Meio Ambiente
Brasil deve deixar de ser “pária ambiental”, diz Marina Silva
Por Leanderson Lima
Da Amazônia Real
Manaus (AM) – Marina Silva tomou posse como ministra do Meio Ambiente e Mudança do Clima na tarde desta quarta-feira (4) prometendo tirar o Brasil do papel de “pária ambiental”. Com o mesmo tom do presidente Luiz Inácio Lula da Silva (PT) e também dos colegas que a precederam e já assumiram suas pastas, a ambientalista fez questão de reforçar críticas ao governo de Jair Bolsonaro (PL). Ovacionada pela plateia, que lotou o auditório do Palácio do Planalto, e prestigiada com a presença de membros do primeiro escalão do governo, Marina volta à mesma função que já ocupou de 2003 a 2008, porém em uma pasta turbinada.

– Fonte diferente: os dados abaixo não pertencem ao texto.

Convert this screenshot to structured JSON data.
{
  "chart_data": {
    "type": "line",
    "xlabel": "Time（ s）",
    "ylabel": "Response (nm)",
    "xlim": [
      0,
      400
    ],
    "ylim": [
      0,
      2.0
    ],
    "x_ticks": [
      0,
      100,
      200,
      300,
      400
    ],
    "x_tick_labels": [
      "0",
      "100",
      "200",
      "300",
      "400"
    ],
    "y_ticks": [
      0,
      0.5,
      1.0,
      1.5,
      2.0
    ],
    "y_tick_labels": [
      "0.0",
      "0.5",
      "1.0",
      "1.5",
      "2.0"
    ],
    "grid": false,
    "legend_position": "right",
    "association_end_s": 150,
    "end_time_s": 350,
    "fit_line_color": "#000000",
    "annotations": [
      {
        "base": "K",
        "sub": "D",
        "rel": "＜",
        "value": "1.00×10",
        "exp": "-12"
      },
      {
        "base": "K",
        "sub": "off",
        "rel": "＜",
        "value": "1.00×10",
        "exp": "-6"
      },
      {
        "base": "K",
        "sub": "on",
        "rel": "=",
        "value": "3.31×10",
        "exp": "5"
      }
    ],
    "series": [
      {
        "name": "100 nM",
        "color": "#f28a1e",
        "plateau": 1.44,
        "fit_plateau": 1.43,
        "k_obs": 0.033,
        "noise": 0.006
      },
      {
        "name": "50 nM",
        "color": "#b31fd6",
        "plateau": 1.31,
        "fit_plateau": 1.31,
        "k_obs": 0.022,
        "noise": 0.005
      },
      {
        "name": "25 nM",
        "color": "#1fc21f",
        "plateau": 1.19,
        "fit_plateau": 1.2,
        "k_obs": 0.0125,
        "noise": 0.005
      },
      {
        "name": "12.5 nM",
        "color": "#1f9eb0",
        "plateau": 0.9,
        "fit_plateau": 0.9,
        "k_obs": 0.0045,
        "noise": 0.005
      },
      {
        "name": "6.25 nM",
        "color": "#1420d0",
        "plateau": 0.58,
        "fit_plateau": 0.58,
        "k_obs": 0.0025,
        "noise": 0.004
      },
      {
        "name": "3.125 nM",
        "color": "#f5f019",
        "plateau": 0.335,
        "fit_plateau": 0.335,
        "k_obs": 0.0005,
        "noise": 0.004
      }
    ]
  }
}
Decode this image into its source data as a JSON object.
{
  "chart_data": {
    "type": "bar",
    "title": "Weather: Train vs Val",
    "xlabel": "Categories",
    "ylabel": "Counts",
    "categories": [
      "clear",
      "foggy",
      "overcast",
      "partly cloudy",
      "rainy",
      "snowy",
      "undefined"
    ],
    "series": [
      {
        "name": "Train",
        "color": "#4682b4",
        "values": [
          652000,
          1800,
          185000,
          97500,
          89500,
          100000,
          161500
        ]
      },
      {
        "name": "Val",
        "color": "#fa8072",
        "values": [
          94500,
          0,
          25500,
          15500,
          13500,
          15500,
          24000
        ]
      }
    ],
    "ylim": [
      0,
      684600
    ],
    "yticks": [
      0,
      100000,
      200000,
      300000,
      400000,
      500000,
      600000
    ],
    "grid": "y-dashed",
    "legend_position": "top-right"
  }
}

Para Marina Silva, o Brasil voltará ao papel de protagonista na área ambiental se conseguir cumprir o Acordo de Paris, reduzindo as emissões de gases de efeito estufa em 37% até 2025 (em relação a 2005). Bolsonaro fez o contrário, praticamente dando aval para que o desmatamento explodisse durante os últimos quatro anos – o que fez as emissões crescerem mais de 12% em 2021 em relação ao ano anterior. Com a experiência de quem fez o desmatamento despencar 83%, quando esteve à frente do MMA (a sigla será mantida, apesar da inclusão de “Mudança do Clima” no nome do ministério), a ambientalista também comemorou ter mais poderes a partir de agora.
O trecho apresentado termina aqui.